Con un hábil movimiento, lo lanzó al cuenco del Emperador, donde se bamboleó un instante hasta que se quedó quieto. El niño se lo quedó mirando y luego lo ensartó en un palillo.

—Ah —dijo—, pero ¿acaso no fue escrito, y nada menos que por el gran filósofo Ly Tin Zalameryn, que puede considerarse a veces que un erudito está por encima de los príncipes? Creo recordar que tú mismo me diste una vez ese pasaje para que lo leyera, Oh Fiel y Asiduo Buscador del Conocimiento.

La cosa describió otro breve arco en el aire para hundirse, como excusándose, en el cuenco del Visir. Éste la recogió con un rápido ademán y la preparó para un segundo servicio. Entrecerró los ojos.

—En general, suele ocurrir así, Oh Río de Jade de Sabiduría, pero en mi caso específico, no se puede considerar que estoy por encima del Emperador, a quien he amado y amo como si fuese mi propio hijo desde la infortunada muerte de su difunto padre, por ello pongo a tus pies esta pequeña ofrenda.

Los ojos de toda la corte siguieron al desgraciado órgano en su tercer vuelo para cruzar la alfombra, pero el Emperador levantó el abanico y logró una magnífica volea que lo envió de vuelta al cuenco del Visir con tanta fuerza que levantó una lluvia de algas.
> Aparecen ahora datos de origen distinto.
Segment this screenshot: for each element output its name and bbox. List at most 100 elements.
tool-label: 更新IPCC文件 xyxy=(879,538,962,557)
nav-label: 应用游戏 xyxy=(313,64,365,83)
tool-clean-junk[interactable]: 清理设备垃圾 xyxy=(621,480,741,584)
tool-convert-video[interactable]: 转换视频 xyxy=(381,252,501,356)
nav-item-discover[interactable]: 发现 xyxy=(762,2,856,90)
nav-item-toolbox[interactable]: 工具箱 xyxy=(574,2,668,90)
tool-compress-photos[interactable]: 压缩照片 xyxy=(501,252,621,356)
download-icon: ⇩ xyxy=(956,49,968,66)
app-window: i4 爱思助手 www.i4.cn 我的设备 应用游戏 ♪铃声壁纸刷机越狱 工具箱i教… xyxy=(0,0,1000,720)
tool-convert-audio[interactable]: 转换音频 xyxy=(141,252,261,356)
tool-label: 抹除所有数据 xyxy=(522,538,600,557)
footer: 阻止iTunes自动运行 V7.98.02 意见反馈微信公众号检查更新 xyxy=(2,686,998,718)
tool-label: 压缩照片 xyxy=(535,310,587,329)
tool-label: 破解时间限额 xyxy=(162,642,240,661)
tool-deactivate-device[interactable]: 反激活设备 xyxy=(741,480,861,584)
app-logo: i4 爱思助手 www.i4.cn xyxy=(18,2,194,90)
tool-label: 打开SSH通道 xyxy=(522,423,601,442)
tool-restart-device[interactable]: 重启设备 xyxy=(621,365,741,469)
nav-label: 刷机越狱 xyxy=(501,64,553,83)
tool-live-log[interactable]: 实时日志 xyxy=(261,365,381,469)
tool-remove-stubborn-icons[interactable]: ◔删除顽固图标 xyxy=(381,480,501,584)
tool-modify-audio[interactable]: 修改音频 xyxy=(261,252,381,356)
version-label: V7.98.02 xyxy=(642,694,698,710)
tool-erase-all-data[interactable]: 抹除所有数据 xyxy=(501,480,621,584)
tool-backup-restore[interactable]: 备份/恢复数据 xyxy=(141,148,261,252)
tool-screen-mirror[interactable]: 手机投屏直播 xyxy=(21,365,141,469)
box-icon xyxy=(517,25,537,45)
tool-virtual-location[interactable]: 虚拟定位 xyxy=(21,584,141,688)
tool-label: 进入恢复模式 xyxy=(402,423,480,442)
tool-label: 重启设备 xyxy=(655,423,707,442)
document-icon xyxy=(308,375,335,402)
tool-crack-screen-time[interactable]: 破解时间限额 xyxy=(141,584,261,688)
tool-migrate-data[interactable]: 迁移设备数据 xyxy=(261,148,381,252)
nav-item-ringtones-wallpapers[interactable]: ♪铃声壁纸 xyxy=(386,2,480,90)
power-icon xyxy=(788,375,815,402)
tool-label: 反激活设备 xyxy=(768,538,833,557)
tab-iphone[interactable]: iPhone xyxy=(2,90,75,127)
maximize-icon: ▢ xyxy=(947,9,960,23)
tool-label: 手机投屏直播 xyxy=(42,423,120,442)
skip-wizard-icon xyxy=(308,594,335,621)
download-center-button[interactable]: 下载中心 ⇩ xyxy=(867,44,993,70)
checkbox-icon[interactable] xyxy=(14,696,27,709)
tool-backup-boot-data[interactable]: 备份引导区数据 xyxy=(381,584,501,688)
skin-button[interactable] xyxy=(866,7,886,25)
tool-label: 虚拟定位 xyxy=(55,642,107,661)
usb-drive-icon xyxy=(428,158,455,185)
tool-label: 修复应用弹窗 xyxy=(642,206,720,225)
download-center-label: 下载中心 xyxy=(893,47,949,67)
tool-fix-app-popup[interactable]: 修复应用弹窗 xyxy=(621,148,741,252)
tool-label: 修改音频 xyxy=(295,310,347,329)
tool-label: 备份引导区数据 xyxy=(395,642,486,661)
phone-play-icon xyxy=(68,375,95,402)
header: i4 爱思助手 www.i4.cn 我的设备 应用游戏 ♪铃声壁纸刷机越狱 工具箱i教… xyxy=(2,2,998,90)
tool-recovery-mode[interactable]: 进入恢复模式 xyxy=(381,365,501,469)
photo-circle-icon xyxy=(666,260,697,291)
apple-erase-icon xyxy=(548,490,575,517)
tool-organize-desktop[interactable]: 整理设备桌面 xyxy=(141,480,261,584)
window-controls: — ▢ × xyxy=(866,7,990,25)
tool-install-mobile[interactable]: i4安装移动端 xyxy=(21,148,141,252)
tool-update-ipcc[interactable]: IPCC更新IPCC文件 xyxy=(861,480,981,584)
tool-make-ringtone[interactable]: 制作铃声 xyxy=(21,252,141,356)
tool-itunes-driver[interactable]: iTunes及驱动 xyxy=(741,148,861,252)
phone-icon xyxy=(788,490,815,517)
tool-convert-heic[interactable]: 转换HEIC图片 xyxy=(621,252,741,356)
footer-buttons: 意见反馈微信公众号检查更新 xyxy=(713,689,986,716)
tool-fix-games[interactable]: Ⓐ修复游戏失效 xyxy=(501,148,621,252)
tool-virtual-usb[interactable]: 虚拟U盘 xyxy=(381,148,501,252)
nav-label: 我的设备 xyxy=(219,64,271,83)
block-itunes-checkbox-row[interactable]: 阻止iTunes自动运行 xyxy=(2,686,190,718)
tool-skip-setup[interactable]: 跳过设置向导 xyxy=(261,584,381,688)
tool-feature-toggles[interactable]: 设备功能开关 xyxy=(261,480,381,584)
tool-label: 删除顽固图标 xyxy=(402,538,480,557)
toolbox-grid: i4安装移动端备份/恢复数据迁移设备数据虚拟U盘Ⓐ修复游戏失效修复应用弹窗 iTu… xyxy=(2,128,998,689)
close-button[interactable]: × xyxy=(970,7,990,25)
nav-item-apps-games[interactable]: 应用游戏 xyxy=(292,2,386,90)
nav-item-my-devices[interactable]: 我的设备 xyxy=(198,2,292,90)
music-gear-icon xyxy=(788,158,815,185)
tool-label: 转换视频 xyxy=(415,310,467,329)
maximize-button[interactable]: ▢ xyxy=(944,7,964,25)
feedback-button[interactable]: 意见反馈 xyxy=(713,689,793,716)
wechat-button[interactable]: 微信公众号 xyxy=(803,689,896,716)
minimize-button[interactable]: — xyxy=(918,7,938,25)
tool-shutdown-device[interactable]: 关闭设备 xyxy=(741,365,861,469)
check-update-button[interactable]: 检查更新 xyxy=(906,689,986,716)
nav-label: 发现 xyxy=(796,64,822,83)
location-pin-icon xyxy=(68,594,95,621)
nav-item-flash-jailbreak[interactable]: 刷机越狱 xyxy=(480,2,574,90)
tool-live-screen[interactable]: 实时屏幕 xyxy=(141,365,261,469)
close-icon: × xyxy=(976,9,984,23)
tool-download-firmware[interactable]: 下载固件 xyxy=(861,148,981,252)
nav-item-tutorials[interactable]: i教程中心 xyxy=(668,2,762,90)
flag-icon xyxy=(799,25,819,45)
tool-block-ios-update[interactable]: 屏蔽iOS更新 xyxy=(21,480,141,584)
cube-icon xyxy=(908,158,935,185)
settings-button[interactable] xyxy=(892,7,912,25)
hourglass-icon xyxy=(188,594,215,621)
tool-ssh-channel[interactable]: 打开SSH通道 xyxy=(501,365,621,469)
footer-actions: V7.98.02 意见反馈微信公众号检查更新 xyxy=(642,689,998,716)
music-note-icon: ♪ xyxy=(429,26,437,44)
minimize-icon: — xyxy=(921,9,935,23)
—Que alguien se lo coma, por el amor del cielo —gritó Mort sin que nadie lo oyera—. ¡Tengo prisa!

—Eres, sin duda, el más dedicado de los sirvientes, Oh Devoto y Único Compañero de Mi Difunto Padre y de Mi Difunto Abuelo Cuando Se Murieron, y por lo tanto decreto que tu recompensa sea este preciado, exquisito y raro bocado.

Indeciso, el Visir hurgó en aquella cosa y observó la sonrisa del Emperador. Era brillante y terrible. Balbuceó algo en busca de una excusa.

—Caray, me parece que ya he comido demasiado… —comenzó a decir, pero el Emperador lo mandó callar con un ademán.

—Sin duda, exige un aderezo adecuado —dijo y dio una palmada.

La pared que tenía a su espalda se partió de arriba abajo y aparecieron cuatro Guardias Celestiales; tres de ellos empuñaban espadas cando y el cuarto intentaba tragarse a toda prisa una colilla encendida.

Al Visir se le cayó el cuenco de las manos.

—El más fiel de mis siervos cree que ya no le queda sitio para este último bocado —anunció el Emperador—. No me cabe duda de que podréis investigar en su estómago para comprobar si es cierto. ¿Por qué le sale humo por las orejas a ese hombre?